The strong back is about the emotional strength, courage and wisdom to be with a person and their suffering. It is about being able to see clearly the whole person, and with both conviction and humility provide support.

The soft front is about love, the kind of “non-possessive love” that Carl Rogers spoke about. It is about approaching the other person with kindness and care, acceptance and open-heartedness, and calmness and patience. It is treating the other person with respect and being able to empathise, demonstrating an understanding of what they might be thinking or feeling.

And compassion has enemies. Judgement is an enemy of compassion. Negative judgement of course, but also sometimes positive judgement, which can still put the clinician into a position of superiority. Feelings of pity or fear can also undermine compassion, or moral outrage at the person or their behavioural choices.
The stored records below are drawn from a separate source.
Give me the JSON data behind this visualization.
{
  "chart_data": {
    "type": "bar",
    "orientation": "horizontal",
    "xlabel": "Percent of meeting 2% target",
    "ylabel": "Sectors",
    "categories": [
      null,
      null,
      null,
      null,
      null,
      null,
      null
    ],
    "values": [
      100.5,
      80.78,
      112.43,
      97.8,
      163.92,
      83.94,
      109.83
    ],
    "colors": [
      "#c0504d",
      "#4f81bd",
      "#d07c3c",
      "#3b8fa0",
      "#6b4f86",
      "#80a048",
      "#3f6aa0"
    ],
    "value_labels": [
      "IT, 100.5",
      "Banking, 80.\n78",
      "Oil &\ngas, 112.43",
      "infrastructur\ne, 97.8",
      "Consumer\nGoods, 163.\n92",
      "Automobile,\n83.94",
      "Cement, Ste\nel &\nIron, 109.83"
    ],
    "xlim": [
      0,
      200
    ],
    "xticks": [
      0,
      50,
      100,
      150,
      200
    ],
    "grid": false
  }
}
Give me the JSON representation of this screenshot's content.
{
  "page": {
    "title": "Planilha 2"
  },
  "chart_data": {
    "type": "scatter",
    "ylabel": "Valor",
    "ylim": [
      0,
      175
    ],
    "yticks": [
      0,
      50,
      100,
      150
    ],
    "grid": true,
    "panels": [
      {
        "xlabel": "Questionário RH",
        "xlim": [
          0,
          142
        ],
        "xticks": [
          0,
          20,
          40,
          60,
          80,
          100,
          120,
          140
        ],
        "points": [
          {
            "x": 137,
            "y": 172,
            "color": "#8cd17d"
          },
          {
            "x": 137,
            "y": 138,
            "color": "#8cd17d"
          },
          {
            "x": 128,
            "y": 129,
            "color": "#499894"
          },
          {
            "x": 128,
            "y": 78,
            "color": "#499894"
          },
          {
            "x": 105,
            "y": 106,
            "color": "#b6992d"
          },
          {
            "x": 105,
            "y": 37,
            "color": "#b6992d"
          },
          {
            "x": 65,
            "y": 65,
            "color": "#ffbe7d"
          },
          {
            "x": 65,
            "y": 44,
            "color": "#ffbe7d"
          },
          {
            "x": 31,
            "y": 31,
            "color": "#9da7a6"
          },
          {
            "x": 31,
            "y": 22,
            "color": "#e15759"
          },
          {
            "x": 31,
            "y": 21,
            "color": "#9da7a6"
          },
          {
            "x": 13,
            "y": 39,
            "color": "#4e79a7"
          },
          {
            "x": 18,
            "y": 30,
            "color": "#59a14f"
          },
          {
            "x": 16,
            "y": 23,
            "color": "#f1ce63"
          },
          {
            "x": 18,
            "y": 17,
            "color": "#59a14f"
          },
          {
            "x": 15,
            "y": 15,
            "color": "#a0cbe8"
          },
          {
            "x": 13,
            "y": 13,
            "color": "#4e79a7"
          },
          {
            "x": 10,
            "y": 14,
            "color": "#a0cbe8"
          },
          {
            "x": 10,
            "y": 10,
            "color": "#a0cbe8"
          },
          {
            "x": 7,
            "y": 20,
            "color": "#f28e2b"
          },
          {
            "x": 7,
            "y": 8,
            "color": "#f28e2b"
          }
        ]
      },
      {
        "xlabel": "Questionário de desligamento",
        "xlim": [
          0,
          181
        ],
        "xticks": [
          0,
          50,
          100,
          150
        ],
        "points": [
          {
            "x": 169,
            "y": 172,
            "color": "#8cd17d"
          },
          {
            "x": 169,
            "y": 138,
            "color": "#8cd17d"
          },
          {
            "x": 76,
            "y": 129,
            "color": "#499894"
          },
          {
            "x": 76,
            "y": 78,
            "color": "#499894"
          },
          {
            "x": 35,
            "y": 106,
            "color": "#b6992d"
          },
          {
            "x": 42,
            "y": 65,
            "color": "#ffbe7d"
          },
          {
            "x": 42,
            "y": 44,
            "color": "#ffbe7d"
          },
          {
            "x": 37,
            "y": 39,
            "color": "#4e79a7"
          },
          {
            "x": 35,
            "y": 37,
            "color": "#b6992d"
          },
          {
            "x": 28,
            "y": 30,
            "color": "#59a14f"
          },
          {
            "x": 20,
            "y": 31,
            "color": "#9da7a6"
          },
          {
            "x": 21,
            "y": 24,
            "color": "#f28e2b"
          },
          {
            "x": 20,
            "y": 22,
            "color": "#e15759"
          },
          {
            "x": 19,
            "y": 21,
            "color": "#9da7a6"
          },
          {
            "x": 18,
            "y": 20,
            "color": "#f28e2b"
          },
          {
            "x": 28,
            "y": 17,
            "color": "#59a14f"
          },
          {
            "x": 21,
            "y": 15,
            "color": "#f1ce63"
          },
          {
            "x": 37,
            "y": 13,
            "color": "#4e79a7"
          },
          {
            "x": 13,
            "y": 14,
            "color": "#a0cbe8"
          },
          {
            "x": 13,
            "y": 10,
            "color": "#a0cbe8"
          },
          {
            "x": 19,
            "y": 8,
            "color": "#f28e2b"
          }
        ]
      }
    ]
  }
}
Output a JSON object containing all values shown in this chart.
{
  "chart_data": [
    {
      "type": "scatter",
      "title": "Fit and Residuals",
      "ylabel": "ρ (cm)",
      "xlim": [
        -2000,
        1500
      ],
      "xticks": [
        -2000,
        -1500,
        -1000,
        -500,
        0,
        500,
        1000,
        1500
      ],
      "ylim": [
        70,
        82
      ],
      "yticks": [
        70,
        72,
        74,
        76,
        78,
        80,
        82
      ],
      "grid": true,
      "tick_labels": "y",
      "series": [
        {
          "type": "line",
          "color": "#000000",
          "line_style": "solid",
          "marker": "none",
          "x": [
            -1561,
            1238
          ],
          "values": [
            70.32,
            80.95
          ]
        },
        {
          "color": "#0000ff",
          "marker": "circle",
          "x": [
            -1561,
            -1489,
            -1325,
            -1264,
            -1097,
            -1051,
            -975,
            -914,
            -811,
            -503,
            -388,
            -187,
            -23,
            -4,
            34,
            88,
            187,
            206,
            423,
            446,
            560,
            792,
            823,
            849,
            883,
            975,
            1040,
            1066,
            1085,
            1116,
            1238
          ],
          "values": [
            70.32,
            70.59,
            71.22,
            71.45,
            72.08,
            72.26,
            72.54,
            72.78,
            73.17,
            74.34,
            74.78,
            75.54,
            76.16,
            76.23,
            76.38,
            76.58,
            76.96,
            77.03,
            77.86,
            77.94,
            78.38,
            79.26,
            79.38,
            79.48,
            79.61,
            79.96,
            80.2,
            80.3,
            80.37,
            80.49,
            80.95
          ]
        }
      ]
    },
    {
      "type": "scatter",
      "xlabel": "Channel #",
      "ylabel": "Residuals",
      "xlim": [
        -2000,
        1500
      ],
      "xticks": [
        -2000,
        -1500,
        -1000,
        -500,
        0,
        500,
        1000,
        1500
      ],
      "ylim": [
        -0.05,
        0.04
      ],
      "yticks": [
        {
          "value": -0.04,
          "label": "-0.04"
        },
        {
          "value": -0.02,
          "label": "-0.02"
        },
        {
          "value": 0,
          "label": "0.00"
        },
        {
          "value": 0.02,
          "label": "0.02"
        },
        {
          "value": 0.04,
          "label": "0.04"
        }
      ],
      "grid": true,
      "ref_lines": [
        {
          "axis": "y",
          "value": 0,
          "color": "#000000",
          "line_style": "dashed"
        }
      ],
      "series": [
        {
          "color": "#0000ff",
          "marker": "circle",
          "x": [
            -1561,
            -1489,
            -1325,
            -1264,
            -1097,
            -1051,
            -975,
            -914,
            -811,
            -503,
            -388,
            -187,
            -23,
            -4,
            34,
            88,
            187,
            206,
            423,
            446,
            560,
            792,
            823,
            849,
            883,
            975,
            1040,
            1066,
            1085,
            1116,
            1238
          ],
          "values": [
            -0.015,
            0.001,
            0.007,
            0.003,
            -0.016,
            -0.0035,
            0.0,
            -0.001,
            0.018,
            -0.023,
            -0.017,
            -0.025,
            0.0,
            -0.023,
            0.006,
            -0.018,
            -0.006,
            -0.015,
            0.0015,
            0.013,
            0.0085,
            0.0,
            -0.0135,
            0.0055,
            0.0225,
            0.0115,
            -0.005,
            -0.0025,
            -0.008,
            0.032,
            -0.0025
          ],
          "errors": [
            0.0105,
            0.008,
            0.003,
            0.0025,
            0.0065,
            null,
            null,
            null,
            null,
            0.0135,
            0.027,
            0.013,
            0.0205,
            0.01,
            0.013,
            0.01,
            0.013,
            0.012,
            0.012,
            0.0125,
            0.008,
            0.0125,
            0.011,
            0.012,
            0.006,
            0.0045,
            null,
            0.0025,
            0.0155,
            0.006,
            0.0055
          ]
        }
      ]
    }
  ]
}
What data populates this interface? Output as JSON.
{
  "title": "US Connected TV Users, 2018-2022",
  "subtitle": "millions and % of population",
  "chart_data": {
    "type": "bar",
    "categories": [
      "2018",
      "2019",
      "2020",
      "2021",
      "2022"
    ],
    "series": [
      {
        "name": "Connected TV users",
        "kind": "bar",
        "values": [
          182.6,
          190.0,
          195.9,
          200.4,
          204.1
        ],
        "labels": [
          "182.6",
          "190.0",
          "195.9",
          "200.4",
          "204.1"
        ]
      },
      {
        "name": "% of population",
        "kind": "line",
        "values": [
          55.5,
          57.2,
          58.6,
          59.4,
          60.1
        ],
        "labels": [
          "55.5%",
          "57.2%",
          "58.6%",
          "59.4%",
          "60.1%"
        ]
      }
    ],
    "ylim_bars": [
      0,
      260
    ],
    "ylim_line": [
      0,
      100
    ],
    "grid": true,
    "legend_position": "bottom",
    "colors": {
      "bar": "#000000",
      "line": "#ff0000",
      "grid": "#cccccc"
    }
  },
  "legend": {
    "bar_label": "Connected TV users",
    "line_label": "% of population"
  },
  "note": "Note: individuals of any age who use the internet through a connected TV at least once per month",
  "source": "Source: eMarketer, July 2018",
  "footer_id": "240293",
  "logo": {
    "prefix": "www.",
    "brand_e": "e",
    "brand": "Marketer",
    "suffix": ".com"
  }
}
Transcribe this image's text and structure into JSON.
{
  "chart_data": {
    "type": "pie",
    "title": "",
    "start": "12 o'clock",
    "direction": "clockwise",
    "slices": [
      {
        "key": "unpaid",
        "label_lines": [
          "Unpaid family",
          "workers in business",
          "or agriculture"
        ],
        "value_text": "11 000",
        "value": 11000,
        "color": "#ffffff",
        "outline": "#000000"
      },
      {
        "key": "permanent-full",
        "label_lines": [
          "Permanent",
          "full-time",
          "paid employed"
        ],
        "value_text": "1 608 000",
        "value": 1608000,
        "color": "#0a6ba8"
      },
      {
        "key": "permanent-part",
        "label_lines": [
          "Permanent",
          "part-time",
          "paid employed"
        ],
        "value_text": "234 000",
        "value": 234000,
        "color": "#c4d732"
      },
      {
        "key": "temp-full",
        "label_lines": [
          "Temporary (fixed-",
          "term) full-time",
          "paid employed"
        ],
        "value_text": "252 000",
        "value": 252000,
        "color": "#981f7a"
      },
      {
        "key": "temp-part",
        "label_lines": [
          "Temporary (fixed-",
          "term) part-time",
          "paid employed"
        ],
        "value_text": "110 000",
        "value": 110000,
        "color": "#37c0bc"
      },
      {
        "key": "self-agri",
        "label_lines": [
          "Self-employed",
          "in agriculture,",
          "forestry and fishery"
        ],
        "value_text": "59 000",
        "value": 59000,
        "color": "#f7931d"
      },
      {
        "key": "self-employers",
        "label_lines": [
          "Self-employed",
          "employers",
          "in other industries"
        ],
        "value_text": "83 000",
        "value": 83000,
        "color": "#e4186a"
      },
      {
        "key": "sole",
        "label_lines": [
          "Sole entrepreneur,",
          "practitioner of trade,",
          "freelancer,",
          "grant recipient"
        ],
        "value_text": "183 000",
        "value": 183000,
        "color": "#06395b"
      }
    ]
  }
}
Also arrogance or thinking that we know best…these and other characteristics are like white ants eating away at the core of our compassion.

Cultivating Compassion

With a growing sense of what compassion is, then we consider how to cultivate compassion. Cultivating compassion includes feeling empathy and concern for others, and it goes beyond this. Steps can be taken to foster the strong back to be present with another person and their suffering, as well as the the soft front of acceptance and positive regard. Further, personal commitments to take compassionate action can be developed and solidified. And clinicians can develop the resilience to prevent ‘compassion fatigue’.

The Center for Compassion and Altruism Research and Education (CCARE) at Stanford University (www.ccare.stanford.edu) has been developing and researching practices for cultivating compassion by combining our knowledge of neuroscience, psychological science and spirituality. The Compassion Cultivation Training (CCT) incorporates:

•   mindfulness practices such as breathing, imagery and loving-kindness meditations,

•   colleagial discussion, reflection and communication, and

•   real-world homework practicing compassionate thought, feeling and action.

Practicing Compassion Through Meditation

“I don’t like that man. I must get to know him better.” – Abraham Lincoln

I invite you to close your eyes.

Think of someone you are currently working with. Perhaps someone with whom the work has been challenging.

Develop a picture of that person in your mind. Feel the presence of that person in your life, in this room.

Now consider and say to yourself:

“This person is just like me. Just like me, they have a history…they were a child once, too. And just like me, this person has had ups and downs in their life. Just like me, this person has had goals and dreams. Just like me, they have strengths and qualities…fears and vulnerabilities…they have had successes and they have made mistakes.”

Good Practice of MI

It seems to me now, that with compassion being formally added to the spirit of MI, good practice will include taking active steps to cultivate compassion.

First, the importance of cultivating compassion for ourselves, for self-compassion is itself a key ingredient in being able to feel compassion for others.

Second, cultivating compassion for our colleagues, all of whom come from the same well-intended place and are facing the same challenges as we are.

And finally, cultivating compassion for our clients, and significantly the client we are just about to see, who comes offering us the privilege of being with them while they consider their own question of change.